With data collected in Brittany and in the Grand Duchy of Luxembourg, this paper will present the usage of Internet for the individuals living in these two geographic areas. In a first part, this article will highlight the existence, in Brittany as well as in Luxembourg, of the different penetration rates depending on the characteristics of the individuals. It would thus seem that a digital divide remains with respect to the age, the sex, the educational level, and income. In a second part, we will examine the effects of the usage, more or less intensive of Internet at work, at friends’ houses or in a public place, on the probability to have, and then to use, Internet at home. We will notice that the effects of the usage of Internet - except at home - are different for the two geographic areas. In Luxembourg, we will highlight an effect of learning and/or of complementarity between the use of Internet in the workplace and the connection and the use of Internet at home. For the working people in Brittany, we will observe that the implementation of Internet at home has been positively influenced by an intensive usage of Internet at work, but on the other hand, the intensive usage of Internet at work has no effect on the usage of Internet at home. This makes us think that the usage of Internet at work replaces the usage of Internet at home.

Introduction.

Une étude récente réalisée par l’institut GFK indique que, fin 2002, 24 % des foyers français disposaient d’un accès Internet à domicile, contre 22 % l’année précédente.

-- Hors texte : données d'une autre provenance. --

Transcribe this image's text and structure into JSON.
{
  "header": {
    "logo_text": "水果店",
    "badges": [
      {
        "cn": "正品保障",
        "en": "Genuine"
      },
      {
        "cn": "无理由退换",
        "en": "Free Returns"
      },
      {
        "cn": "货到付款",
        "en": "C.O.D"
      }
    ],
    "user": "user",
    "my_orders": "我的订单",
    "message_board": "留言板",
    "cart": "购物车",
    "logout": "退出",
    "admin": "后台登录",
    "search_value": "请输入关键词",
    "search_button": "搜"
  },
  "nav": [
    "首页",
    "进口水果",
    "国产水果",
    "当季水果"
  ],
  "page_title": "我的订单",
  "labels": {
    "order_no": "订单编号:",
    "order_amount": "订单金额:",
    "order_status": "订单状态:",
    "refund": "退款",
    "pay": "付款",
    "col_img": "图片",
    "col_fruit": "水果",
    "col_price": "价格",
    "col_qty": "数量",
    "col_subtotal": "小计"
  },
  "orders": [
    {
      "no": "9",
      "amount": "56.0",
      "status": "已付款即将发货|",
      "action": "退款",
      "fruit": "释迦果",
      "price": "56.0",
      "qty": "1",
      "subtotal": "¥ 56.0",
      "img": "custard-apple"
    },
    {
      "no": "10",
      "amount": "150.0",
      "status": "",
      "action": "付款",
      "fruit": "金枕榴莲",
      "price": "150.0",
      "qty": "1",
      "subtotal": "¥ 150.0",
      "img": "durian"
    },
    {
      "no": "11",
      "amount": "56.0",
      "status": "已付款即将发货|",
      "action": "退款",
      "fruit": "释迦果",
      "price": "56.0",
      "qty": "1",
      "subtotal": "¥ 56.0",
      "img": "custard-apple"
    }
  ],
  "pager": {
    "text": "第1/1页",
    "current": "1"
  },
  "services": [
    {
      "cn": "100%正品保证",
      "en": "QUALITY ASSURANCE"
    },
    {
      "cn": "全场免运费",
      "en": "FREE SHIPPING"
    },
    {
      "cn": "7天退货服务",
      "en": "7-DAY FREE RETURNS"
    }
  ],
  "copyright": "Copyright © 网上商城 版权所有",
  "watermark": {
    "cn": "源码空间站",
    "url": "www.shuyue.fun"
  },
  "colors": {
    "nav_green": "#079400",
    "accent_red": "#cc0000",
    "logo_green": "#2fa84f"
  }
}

Ces résultats sont confirmés par une étude de Médiamétrie, qui estime à 6 219 000 le nombre de foyers accédant à Internet depuis leur domicile au quatrième trimestre 2002, soit 25 % des foyers français. Au Grand-Duché de Luxembourg, une enquête, commanditée par Eurostat, réalisée par le CEPS/Instead en collaboration avec le STATEC, montre que ce sont environ 40 % des ménages qui ont un accès Internet à la maison en 2002. Au sein de l’Union Européenne (UE), le nombre d’internautes n’a cessé de progresser ces dernières années : l’UE comptait 19,3 millions d’internautes en 1997, et 55,9 millions en 1999 (Eurostat, 2001). De 2000 à 2002, cette forte progression du nombre d’internautes s’est poursuivie ; on dénombrait ainsi 92,8 millions d’internautes en 2000 et 135,1 millions en 2002 (Eurostat, 2003).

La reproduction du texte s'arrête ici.